Prior to iGTP, the three main software programs available for gene tree parsimony were Gene Tree [41], Mesquite [42], and DupTree [43]. iGTP deals with a broader range of evolutionary events than either Mesquite, which handles only deep coalescence, or DupTree, which handles only gene duplications. Further, neither GeneTree nor Mesquite can handle unrooted gene trees, but iGTP can. iGTP's scoring function is similar to one provided by the software program Notung [32,44]. While Notung performs scoring under the duplication-loss model, iGTP also handles pure duplication and deep coalescence. Also, Notung does not provide the option to compute supertrees. Further, iGTP can score multiple gene trees simultaneously against a species tree. On the other hand, Notung allows non-binary species trees or non-binary gene trees, but not both, while iGTP requires all trees to be binary.

iGTP combines DupTree with two new programs, DupLoss - for duplication and loss - and DeepC - for deep coalescence - under a common GUI. The use of these programs, which implement state-of-the-art algorithms, makes iGTP many times faster than GeneTree or Mesquite. Aside from the GUI, iGTP adds to DupTree the ability to perform replicate runs. While a preliminary version of DupLoss was mentioned in [11], that version could not handle unrooted or weighted gene trees, could not execute constrained or replicate searches, did not have options to build good initial species trees by stepwise taxon addition, and only implemented the most basic type of local search. Finally, this is the first time that the program DeepC has been implemented and made available.

The executable of iGTP, as well as its user manual, can be obtained at http://genome.cs.iastate.edu/CBL/iGTP/ webcite.

Implementation

Figure 2 illustrates the high-level system architecture of iGTP 1.1. The main design objective is flexibility. To accomplish this, the system is divided in a number of distinct modules, grouped into two layers: the user layer and the application layer. The former is implemented in Java Swing, which makes iGTP platform-independent. The application layer contains services for performing two kinds of operations: (i) searching for optimal species trees under the duplication, duplication-loss, and deep coalescence cost models, and (ii) scoring gene trees against a given species tree. All of these services are written in C++ for speed. Trees are displayed using the 3-D tree visualization tool Paloverde [45] after converting them into NEXUS format. Paloverde was chosen because of the ease with which it could be integrated into our system.

thumbnailFigure 2. arch1.png - Architecture Diagram of iGTP 1.1. The rectangular box (labeled iGTP on the top-left corner) represents the user layer of iGTP. Inside this, the application layer services and output tables are shown by cyan and white boxes, respectively. The inputs are at the left and the outputs are at the right. The arrows indicate possible execution sequence.

The input to a search operation is a gene tree file, which contains rooted or unrooted binary gene trees in Newick format. The input files are stored in the inputData folder under the project home directory. After the input is read, the user layer invokes the appropriate search service. The output is stored as a Newick file that contains all the optimal species trees, followed by all the input gene trees, as well as the total reconciliation cost of each species tree and the reconciliation costs of the individual gene trees against the species trees. This file can be found inside the outputData folder under the project home directory. The input to a scoring operation is a scoring file, which is comprised of a rooted species tree and a collection of rooted gene trees. All trees must be binary and in Newick format. The output of the scoring service is displayed on the screen.

Results and Discussion

iGTP has an intuitive user interface that permits even novice users to immediately start gene tree parsimony analyses (see Figure 1). The interface items are divided into four categories. The File menu item allows opening and closing of input files. The Analysis menu item provides searching and scoring options. The user can customize the tree search by setting available options under the Options menu item. The Help menu item assists users with options available in iGTP. Moreover, tooltips are provided extensively to describe menu items over which the cursor is hovering.

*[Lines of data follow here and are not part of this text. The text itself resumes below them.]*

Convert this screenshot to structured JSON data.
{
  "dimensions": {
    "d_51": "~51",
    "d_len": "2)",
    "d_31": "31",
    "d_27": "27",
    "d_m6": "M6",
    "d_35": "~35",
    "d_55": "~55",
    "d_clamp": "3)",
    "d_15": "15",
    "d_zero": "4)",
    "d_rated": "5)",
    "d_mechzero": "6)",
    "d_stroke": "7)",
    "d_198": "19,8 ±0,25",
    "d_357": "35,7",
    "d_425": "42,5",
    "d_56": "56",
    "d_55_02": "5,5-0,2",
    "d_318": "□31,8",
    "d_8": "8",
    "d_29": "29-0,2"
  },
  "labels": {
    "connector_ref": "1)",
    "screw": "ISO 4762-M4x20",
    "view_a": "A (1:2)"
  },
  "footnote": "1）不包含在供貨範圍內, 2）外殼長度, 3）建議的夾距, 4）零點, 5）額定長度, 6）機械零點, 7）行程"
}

A basic (customization-free) tree search in iGTP consists of two steps: opening a gene tree file and triggering the appropriate search option (duplication, duplication-loss, or deep coalescence). The Input File Statistics Table, generated in the first step, lists each tree in the input gene tree file with its leaf count and rooting status; the tree itself can be displayed by clicking its View button. A successful tree search renders the Output Folder Statistics Table, listing the names of the generated output files and the scores of its species trees. Note that, in a basic execution of tree search, only one output file is generated. However, as described under "Customization Options", iGTP can run multiple replicates, leading to multiple output files. Each such file can be examined by clicking on its name. This displays the file's Output File Statistics Table, which lists the generated species tree followed by the input gene trees with their scores and rooting statuses. Trees can be displayed by clicking their View buttons (see Figure 1 and 3). A Log window displays the selections made in the drop-down menu options, and updates the user with intermediate results of the GTP search in real time.

thumbnailFigure 3. execution.png - Sample execution of iGTP 1.1. (a) iGTP displaying the statistics table for the selected input gene tree file. (b) After the tree search finishes, an output folder statistics table appears.

A scoring operation consists of opening a scoring file and then selecting the appropriate scoring option (duplication, duplication-loss, or deep coalescence). The results of a scoring operation are displayed in a table that gives the total reconciliation cost for the input species tree, as well as the reconciliation cost between this tree and each of the input gene trees. As for tree search, any of the trees can be displayed by clicking its View button.

Customization options

Under the Options menu item, iGTP offers various options for customizing tree search. The Starting Species Tree Generation item gives users three options to customize the initial species tree used for tree search. The Leaf Adding option utilizes a greedy stepwise addition algorithm. The Random Tree option starts the search with a random tree topology. The User Specified option allows users to supply their own starting trees.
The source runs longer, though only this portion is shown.